Mentor: John Collins, Ph.D. - Associate Professor of Biochemistry
Excision of Tc5: Double Stranded Gaps and their Repair
Tc5 is the most recently identified transposable element in the nematode Caenorhabditis elegans. The precise mechanism by which Tc5 excises from the sites it occupies in the genome is not well understood. This study considers the fate of the empty site left behind when Tc5 leaves. A genetic approach was used to test the hypothesis that Tc5 excision generates a double-stranded gap in the chromosome at its excision site. The gap could subsequently be repaired by a template-dependent process, as previously demonstrated for the elements Tc1 in C. elegans and P elements in Drosophila.

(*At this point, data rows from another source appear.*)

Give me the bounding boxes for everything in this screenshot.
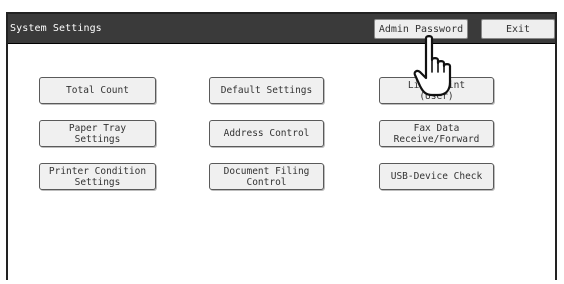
address-control-button[interactable]: Address Control (209, 120, 324, 147)
fax-data-receive-forward-button[interactable]: Fax Data Receive/Forward (379, 120, 494, 147)
document-filing-control-button[interactable]: Document Filing Control (209, 163, 324, 190)
title-bar: System Settings Admin Password Exit (8, 14, 555, 44)
pointing-hand-icon (413, 35, 452, 97)
default-settings-button[interactable]: Default Settings (209, 77, 324, 104)
system-settings-window: System Settings Admin Password Exit Tota… (6, 12, 557, 280)
usb-device-check-button[interactable]: USB-Device Check (379, 163, 494, 190)
total-count-button[interactable]: Total Count (39, 77, 156, 104)
window-title: System Settings (10, 23, 102, 34)
printer-condition-settings-button[interactable]: Printer Condition Settings (39, 163, 156, 190)
paper-tray-settings-button[interactable]: Paper Tray Settings (39, 120, 156, 147)
exit-button[interactable]: Exit (481, 19, 555, 39)
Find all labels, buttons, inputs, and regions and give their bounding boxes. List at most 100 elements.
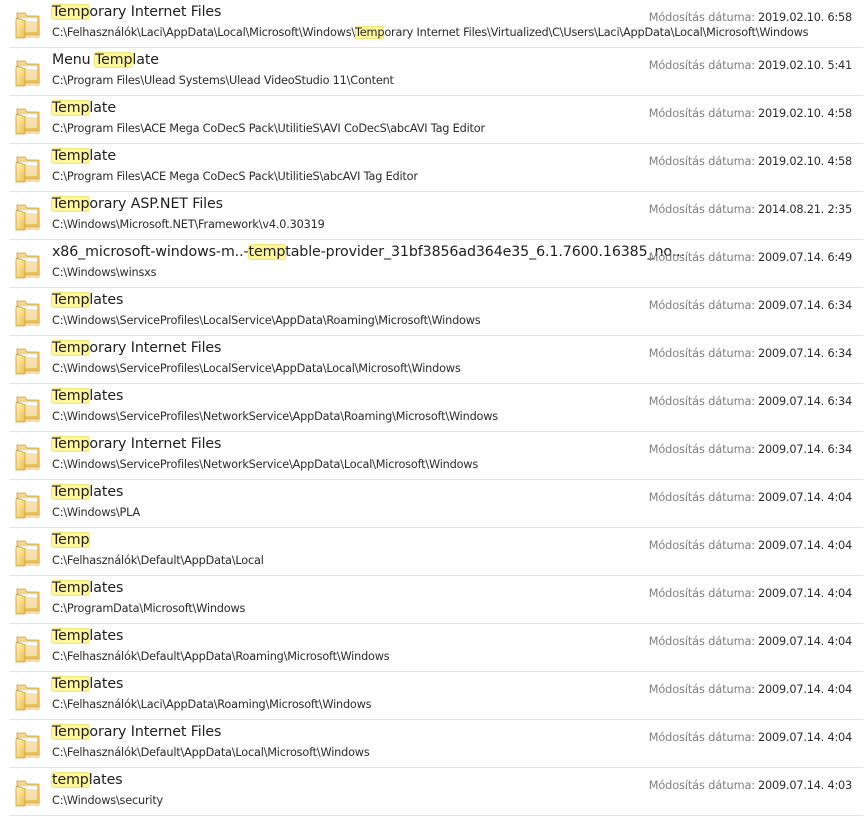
path-text: C:\Felhasználók\Default\AppData\Roaming\… <box>52 650 390 663</box>
search-results-list: Temporary Internet Files C:\Felhasználók… <box>0 0 867 821</box>
search-result-item[interactable]: Temporary Internet Files C:\Windows\Serv… <box>0 432 867 480</box>
item-name: Template <box>51 146 116 166</box>
search-result-item[interactable]: Temporary ASP.NET Files C:\Windows\Micro… <box>0 192 867 240</box>
search-result-item[interactable]: x86_microsoft-windows-m..-temptable-prov… <box>0 240 867 288</box>
modified-date-value: 2009.07.14. 4:04 <box>758 683 853 696</box>
name-text: lates <box>89 676 124 692</box>
name-text: orary Internet Files <box>89 436 222 452</box>
modified-date-value: 2009.07.14. 4:03 <box>758 779 853 792</box>
folder-icon <box>14 585 42 615</box>
item-path: C:\Felhasználók\Laci\AppData\Local\Micro… <box>52 25 809 41</box>
modified-date-label: Módosítás dátuma: <box>648 539 755 552</box>
item-path: C:\Felhasználók\Default\AppData\Local <box>52 553 264 569</box>
search-result-item[interactable]: Temp C:\Felhasználók\Default\AppData\Loc… <box>0 528 867 576</box>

The rate of Tc5 excision was also determined. We found that: 1) when present in a heteroallelic form, reversion increases for an unc-22::Tc5 allele. 2) These revertants have a wild type sequence at the Tc5 excision site, i.e. no resulting footprint.
The heteroallelic form consisted of a deleted sequence on one of the unc-22 alleles and a Tc5 insertion on the other. The deleted sequence was in a region distant to the Tc5 insertion. By constructing this heteroallelic unc-22 mutant exhibiting the typical unc-22 mutant phenotype, singly picking these animals to a new petri plate, and allowing them to self fertilize, a frequency of revertant animals can be obtained. A high frequency of revertants and no footprints support the idea that Tc5 excision and the resulting double-stranded gap and repair process occur by the same mechanism as for Tc1.